9.12 Assignment. This Agreement will not be assigned by any of the Parties (whether by operation of Law or otherwise) without
the prior written consent of the other Parties, except that Merger Sub may assign, in its sole discretion and without the consent
of any other Party, any or all of its rights, interests and obligations hereunder to (1) BioTime or (2) a wholly owned Subsidiary
of BioTime; provided that no such assignment will relieve BioTime or Merger Sub of any obligation or liability under this
Agreement. Subject to the preceding sentence, but without relieving any Party of any obligation hereunder, this Agreement will
be binding upon, inure to the benefit of and be enforceable by the Parties and their respective successors and assigns.
9.13 Enforcement; Remedies.
Except as otherwise expressly provided herein, any and all remedies herein expressly conferred upon a Party will be deemed cumulative
with and not exclusive of any other remedy conferred hereby, or by Law or equity upon such Party, and the exercise by a Party
of any one remedy will not preclude the exercise of any other remedy.
The Parties agree that irreparable injury will occur in the event that any of the provisions of this Agreement is not performed
in accordance with its specific terms or is otherwise breached. It is agreed that prior to the valid termination of this Agreement
pursuant to Article VIII, each Party will be entitled to an injunction or injunctions to prevent or remedy any breaches
or threatened breaches of this Agreement by any other Party, to a decree or Order of specific performance to specifically enforce
the terms and provisions of this Agreement and to any further equitable relief.
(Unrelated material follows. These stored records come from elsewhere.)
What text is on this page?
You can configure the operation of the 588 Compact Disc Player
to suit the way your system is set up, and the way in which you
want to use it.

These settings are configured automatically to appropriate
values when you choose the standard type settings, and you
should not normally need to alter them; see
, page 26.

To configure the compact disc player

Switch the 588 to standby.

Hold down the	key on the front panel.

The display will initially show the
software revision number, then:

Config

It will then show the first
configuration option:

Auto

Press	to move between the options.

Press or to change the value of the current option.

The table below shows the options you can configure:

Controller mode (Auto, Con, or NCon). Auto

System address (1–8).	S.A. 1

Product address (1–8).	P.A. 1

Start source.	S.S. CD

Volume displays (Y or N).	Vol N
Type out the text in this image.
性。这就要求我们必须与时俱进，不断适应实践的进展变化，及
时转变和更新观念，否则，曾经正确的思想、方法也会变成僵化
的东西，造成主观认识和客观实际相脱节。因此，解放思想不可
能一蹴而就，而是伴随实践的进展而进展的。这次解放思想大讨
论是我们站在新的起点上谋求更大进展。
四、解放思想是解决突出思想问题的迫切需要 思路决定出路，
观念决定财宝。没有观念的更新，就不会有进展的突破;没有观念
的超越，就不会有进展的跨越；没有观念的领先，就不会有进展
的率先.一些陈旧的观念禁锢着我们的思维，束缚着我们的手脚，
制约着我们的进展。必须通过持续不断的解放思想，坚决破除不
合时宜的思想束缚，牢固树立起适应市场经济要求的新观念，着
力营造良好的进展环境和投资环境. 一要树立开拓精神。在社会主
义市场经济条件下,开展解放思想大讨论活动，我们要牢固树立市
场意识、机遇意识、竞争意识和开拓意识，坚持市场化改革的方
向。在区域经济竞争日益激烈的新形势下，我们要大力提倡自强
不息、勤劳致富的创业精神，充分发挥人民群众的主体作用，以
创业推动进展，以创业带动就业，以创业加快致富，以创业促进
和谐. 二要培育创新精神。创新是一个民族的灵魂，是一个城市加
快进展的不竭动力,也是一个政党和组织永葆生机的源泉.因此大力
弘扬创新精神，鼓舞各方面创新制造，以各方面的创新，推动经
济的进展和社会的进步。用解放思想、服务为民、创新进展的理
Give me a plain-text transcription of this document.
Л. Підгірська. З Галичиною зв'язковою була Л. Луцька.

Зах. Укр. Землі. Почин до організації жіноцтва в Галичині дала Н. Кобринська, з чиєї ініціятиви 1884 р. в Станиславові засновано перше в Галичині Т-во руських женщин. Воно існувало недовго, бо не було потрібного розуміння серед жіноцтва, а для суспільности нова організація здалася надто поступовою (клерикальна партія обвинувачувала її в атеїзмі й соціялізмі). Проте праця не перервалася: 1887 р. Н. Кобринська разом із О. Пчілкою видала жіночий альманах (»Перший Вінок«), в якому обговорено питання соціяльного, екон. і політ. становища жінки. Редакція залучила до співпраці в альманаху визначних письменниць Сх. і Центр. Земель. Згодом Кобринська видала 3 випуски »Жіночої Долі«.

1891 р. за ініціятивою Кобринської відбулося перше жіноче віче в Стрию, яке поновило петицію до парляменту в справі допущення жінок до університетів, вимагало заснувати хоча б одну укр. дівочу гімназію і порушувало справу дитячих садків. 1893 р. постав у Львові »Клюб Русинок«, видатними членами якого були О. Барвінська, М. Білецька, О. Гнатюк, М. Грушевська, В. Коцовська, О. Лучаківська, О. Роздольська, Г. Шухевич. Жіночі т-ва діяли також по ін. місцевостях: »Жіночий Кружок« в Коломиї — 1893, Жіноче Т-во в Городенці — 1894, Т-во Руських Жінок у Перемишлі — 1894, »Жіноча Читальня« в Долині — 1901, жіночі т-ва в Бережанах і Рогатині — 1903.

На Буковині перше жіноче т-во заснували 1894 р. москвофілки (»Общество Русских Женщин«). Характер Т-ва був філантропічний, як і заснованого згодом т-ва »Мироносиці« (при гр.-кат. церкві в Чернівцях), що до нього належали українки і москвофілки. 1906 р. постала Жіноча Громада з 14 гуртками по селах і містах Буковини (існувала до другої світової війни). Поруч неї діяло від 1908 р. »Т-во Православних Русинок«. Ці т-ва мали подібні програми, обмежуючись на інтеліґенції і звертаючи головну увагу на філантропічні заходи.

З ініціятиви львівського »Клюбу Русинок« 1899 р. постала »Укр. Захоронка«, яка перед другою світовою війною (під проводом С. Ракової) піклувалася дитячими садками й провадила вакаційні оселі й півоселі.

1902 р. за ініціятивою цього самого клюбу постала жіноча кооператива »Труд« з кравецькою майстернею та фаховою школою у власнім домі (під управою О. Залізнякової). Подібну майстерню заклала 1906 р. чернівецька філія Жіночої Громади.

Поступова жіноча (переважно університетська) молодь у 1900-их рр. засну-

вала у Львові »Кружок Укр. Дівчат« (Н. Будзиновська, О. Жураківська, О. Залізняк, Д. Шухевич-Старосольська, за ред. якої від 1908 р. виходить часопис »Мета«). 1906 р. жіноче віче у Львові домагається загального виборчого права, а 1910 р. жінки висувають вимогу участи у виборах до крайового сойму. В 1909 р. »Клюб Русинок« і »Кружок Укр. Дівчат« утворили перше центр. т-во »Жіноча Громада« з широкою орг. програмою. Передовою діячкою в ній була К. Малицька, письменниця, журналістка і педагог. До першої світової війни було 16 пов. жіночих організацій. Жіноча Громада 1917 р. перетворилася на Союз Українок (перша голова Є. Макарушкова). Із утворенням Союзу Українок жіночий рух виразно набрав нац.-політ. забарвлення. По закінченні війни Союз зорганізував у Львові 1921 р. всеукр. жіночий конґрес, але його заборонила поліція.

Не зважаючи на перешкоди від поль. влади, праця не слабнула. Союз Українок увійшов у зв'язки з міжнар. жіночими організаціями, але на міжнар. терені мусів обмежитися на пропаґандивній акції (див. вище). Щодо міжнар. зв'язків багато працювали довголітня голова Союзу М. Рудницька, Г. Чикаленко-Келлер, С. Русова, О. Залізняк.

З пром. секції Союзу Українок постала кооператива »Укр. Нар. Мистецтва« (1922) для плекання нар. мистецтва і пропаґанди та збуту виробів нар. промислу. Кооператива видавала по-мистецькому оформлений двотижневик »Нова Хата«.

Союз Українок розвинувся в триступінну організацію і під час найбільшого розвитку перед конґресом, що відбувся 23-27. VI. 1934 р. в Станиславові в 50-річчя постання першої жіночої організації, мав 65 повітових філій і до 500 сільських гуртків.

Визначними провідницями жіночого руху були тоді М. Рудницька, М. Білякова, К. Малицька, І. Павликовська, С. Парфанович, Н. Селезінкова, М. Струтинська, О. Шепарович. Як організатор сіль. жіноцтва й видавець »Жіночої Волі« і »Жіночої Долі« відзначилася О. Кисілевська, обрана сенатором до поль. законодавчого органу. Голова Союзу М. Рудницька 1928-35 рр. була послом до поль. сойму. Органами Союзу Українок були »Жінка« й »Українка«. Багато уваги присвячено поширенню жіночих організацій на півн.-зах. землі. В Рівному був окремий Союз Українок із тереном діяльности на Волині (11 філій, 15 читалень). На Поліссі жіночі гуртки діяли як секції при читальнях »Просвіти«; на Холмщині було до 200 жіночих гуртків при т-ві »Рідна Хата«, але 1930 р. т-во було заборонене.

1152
The Parties’ rights in this Section 9.13 are an integral part of the Transactions and each Party hereby waives any
objections to any remedy referred to in this Section 9.13 (including any objection on the basis that there is an adequate
remedy at Law or that an award of such remedy is not an appropriate remedy for any reason at Law or equity). For purposes of clarity,
each Party agrees that there is not an adequate remedy at Law for a breach of this Agreement by any Party. In the event any Party
seeks any remedy referred to in this Section 9.13, such Party will not be required to obtain, furnish, post or provide
any bond or other security in connection with or as a condition to obtaining any such remedy.